What is a cross-cultural comparison?
Comparison of various psychological, sociological, or cultural factors in order to assess the similarities or diversities occurring in two or more different cultures or societies.
Does color mean the same thing across all cultures?
Colors carry deep meanings with them in every culture. Western, Far Eastern, Middle Eastern, Indian, and African cultures have stark differences in the symbolism of colors within their cultures. For instance, in some cultures, white represents innocence, but in others, it can represent death.
What are examples of cross-cultural?
Cross-cultural meaning The definition of cross-cultural is a person or thing that relates to different cultures or nations. An example of cross-cultural is a home with a foreign exchange student.
What is the cross cultural comparison of one or more societies?
Cross-cultural survey is a comparative statistical study in which the “tribe”, “society”, or “culture” is taken as the unit and samples from across the globe are studied to test hypotheses about the nature of society or culture (Naroll 1961, 221).
What are cultural similarities and differences?
A culture of each nation has many characteristics and aspects that shape their individual faces. When comparing cultures, common characteristics are regarded as the similarity and differences among two or many cultures. Hence, in the relationship between cultures, each culture has its similarity and differences.
What does the color blue mean in different cultures?
In Western cultures, blue denotes safety and trust. The color is commonly associated with masculinity and projects authority, loyalty, and security. Blue is tied to immortality, spirituality, and heaven in Eastern cultures. And in Hinduism, the color is associated with Krishna, who embodies love and divine joy.
What does the color white mean in different cultures?
In Western cultures, white symbolizes purity, elegance, peace, and cleanliness; brides traditionally wear white dresses at their weddings. But in China, Korea, and some other Asian countries, white represents death, mourning, and bad luck, and is traditionally worn at funerals.
What are cross-cultural characteristics?
Characteristics of cross-cultural narratives acculturation or resistance to acculturation. culture shock. ethnographic description. overcoming of social obstacles through acculturation, tricksterism, kindness, luck, hard work, etc. return home (often accompanied by further culture shock)
What is cross cultural group?
Cross-cultural teams are global teams that include people who come from different cultures and unique experiences.
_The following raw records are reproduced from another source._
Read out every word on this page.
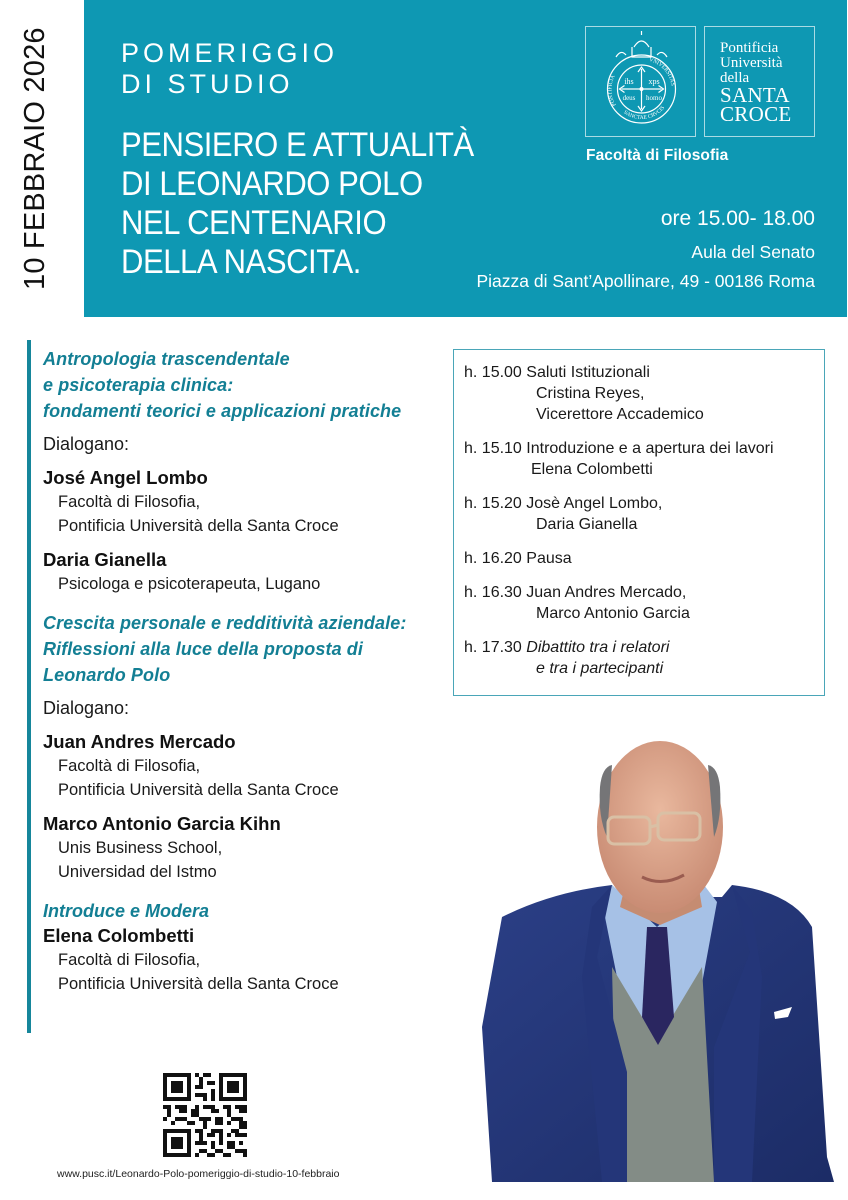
10 FEBBRAIO 2026	POMERIGGIO
DI STUDIO
PENSIERO E ATTUALITÀ
DI LEONARDO POLO
NEL CENTENARIO
DELLA NASCITA.
ihs xps
deus homo
PONTIFICIA
VNIVERSITAS
SANCTAE CRVCIS
Pontificia
Università
della
SANTA
CROCE
Facoltà di Filosofia
ore 15.00- 18.00
Aula del Senato
Piazza di Sant’Apollinare, 49 - 00186 Roma
Antropologia trascendentale
e psicoterapia clinica:
fondamenti teorici e applicazioni pratiche
Dialogano:
José Angel Lombo
Facoltà di Filosofia,
Pontificia Università della Santa Croce
Daria Gianella
Psicologa e psicoterapeuta, Lugano
Crescita personale e redditività aziendale:
Riflessioni alla luce della proposta di
Leonardo Polo
Dialogano:
Juan Andres Mercado
Facoltà di Filosofia,
Pontificia Università della Santa Croce
Marco Antonio Garcia Kihn
Unis Business School,
Universidad del Istmo
Introduce e Modera
Elena Colombetti
Facoltà di Filosofia,
Pontificia Università della Santa Croce
h. 15.00 Saluti Istituzionali
Cristina Reyes,
Vicerettore Accademico
h. 15.10 Introduzione e a apertura dei lavori
Elena Colombetti
h. 15.20 Josè Angel Lombo,
Daria Gianella
h. 16.20 Pausa
h. 16.30 Juan Andres Mercado,
Marco Antonio Garcia
h. 17.30 Dibattito tra i relatori
e tra i partecipanti
www.pusc.it/Leonardo-Polo-pomeriggio-di-studio-10-febbraio
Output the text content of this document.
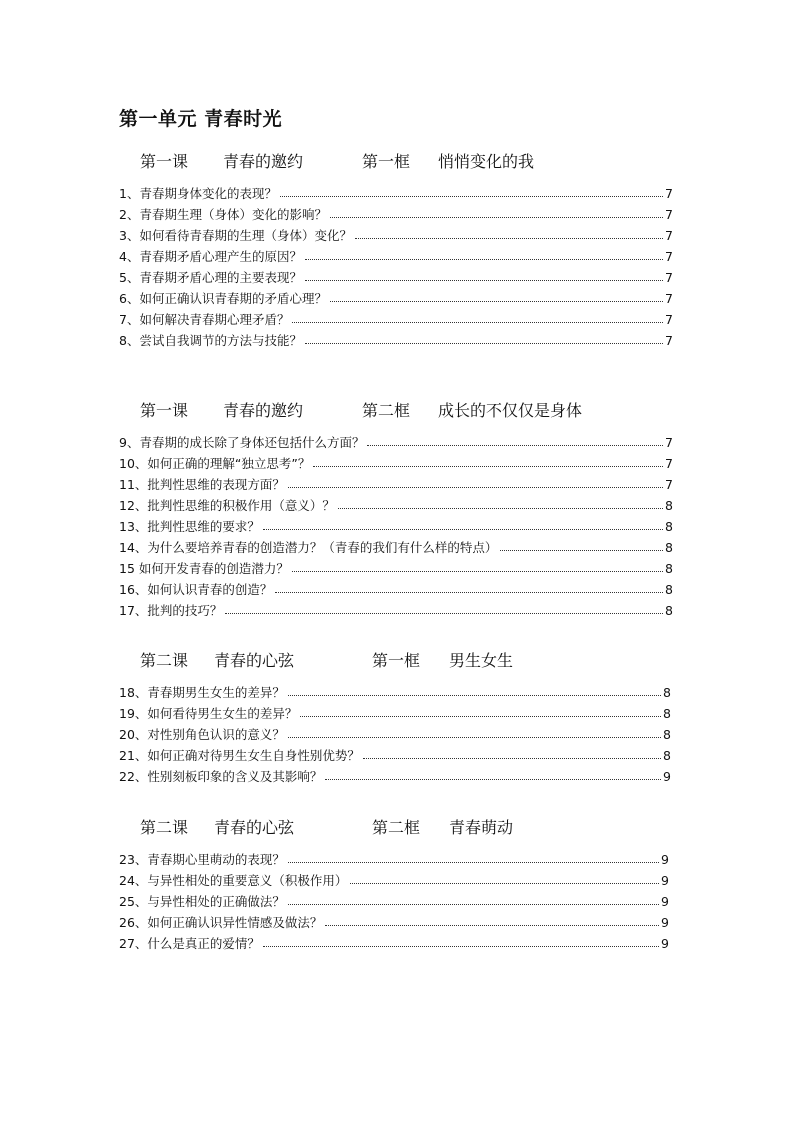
第一单元 青春时光
第一课 青春的邀约	第一框 悄悄变化的我
1、青春期身体变化的表现？	7
2、青春期生理（身体）变化的影响？	7
3、如何看待青春期的生理（身体）变化？	7
4、青春期矛盾心理产生的原因？	7
5、青春期矛盾心理的主要表现？	7
6、如何正确认识青春期的矛盾心理？	7
7、如何解决青春期心理矛盾？	7
8、尝试自我调节的方法与技能？	7
第一课 青春的邀约	第二框 成长的不仅仅是身体
9、青春期的成长除了身体还包括什么方面？	7
10、如何正确的理解“独立思考”？	7
11、批判性思维的表现方面？	7
12、批判性思维的积极作用（意义）？	8
13、批判性思维的要求？	8
14、为什么要培养青春的创造潜力？（青春的我们有什么样的特点）	8
15 如何开发青春的创造潜力？	8
16、如何认识青春的创造？	8
17、批判的技巧？	8
第二课 青春的心弦	第一框 男生女生
18、青春期男生女生的差异？	8
19、如何看待男生女生的差异？	8
20、对性别角色认识的意义？	8
21、如何正确对待男生女生自身性别优势？	8
22、性别刻板印象的含义及其影响？	9
第二课 青春的心弦	第二框 青春萌动
23、青春期心里萌动的表现？	9
24、与异性相处的重要意义（积极作用）	9
25、与异性相处的正确做法？	9
26、如何正确认识异性情感及做法？	9
27、什么是真正的爱情？	9
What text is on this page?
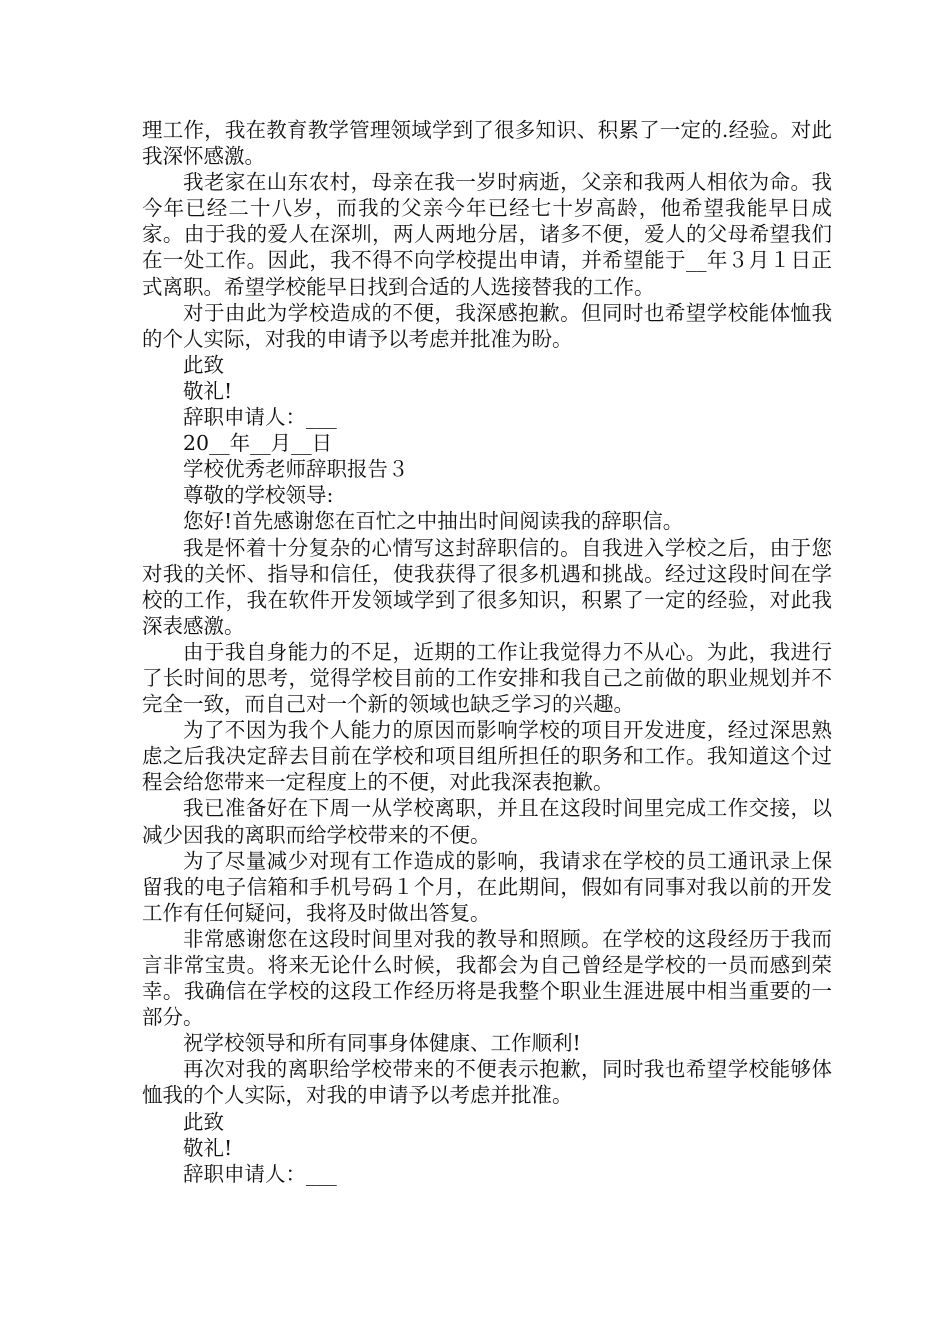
理工作，我在教育教学管理领域学到了很多知识、积累了一定的.经验。对此我深怀感激。

我老家在山东农村，母亲在我一岁时病逝，父亲和我两人相依为命。我今年已经二十八岁，而我的父亲今年已经七十岁高龄，他希望我能早日成家。由于我的爱人在深圳，两人两地分居，诸多不便，爱人的父母希望我们在一处工作。因此，我不得不向学校提出申请，并希望能于__年３月１日正式离职。希望学校能早日找到合适的人选接替我的工作。

对于由此为学校造成的不便，我深感抱歉。但同时也希望学校能体恤我的个人实际，对我的申请予以考虑并批准为盼。

此致

敬礼!

辞职申请人：___

20__年__月__日

学校优秀老师辞职报告３

尊敬的学校领导:

您好!首先感谢您在百忙之中抽出时间阅读我的辞职信。

我是怀着十分复杂的心情写这封辞职信的。自我进入学校之后，由于您对我的关怀、指导和信任，使我获得了很多机遇和挑战。经过这段时间在学校的工作，我在软件开发领域学到了很多知识，积累了一定的经验，对此我深表感激。

由于我自身能力的不足，近期的工作让我觉得力不从心。为此，我进行了长时间的思考，觉得学校目前的工作安排和我自己之前做的职业规划并不完全一致，而自己对一个新的领域也缺乏学习的兴趣。

为了不因为我个人能力的原因而影响学校的项目开发进度，经过深思熟虑之后我决定辞去目前在学校和项目组所担任的职务和工作。我知道这个过程会给您带来一定程度上的不便，对此我深表抱歉。

我已准备好在下周一从学校离职，并且在这段时间里完成工作交接，以减少因我的离职而给学校带来的不便。

为了尽量减少对现有工作造成的影响，我请求在学校的员工通讯录上保留我的电子信箱和手机号码１个月，在此期间，假如有同事对我以前的开发工作有任何疑问，我将及时做出答复。

非常感谢您在这段时间里对我的教导和照顾。在学校的这段经历于我而言非常宝贵。将来无论什么时候，我都会为自己曾经是学校的一员而感到荣幸。我确信在学校的这段工作经历将是我整个职业生涯进展中相当重要的一部分。

祝学校领导和所有同事身体健康、工作顺利!

再次对我的离职给学校带来的不便表示抱歉，同时我也希望学校能够体恤我的个人实际，对我的申请予以考虑并批准。

此致

敬礼!

辞职申请人：___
Companies fail to consider these fundamental differences within a team, leading to conflicts and frustration that can be easily thwarted once you gain a quick understanding of the individuals in a team.
What are cross cultural factors?
FACTORS AFFECTING CROSS-CULTURAL BUSINESS COMMUNICATION. These include language, environment, technology, social organization, social history and mores, conceptions of authority, and nonverbal communication behavior.
What does it mean to have a style of equality?
According to Peterson: [1] A style based on equality means people prefer to: have flexibility in the roles they play in a company or on a team, have the freedom to challenge the opinion of those in power, make exceptions, be flexible, and maybe bend the rules, and treat men and women in basically the same way.
Do all people see colors the same way?
On the one side stand “universalists,” including the authors of The World Color Survey and their colleagues, who believe in a conformity of human perceptual experience: that all people see and name colors in a somewhat consistent way.
Does every culture have a basic color word?
Yet these conclusions fly in the face of those found in the most influential book on the topic: The World Color Survey, published in 2009, which has at its very heart the hypothesis that every culture has basic color words for at least part of the rainbow. T he debate sits at the center of an ongoing war in the world of color research.
Why don’t Candoshi children learn the colors of the Rainbow?
His fieldwork led Surrallés to the startling conclusion that these people simply don’t have color words: reliable descriptors for the basic colors in the world around them. Candoshi children don’t learn the colors of the rainbow because their community doesn’t have words for them.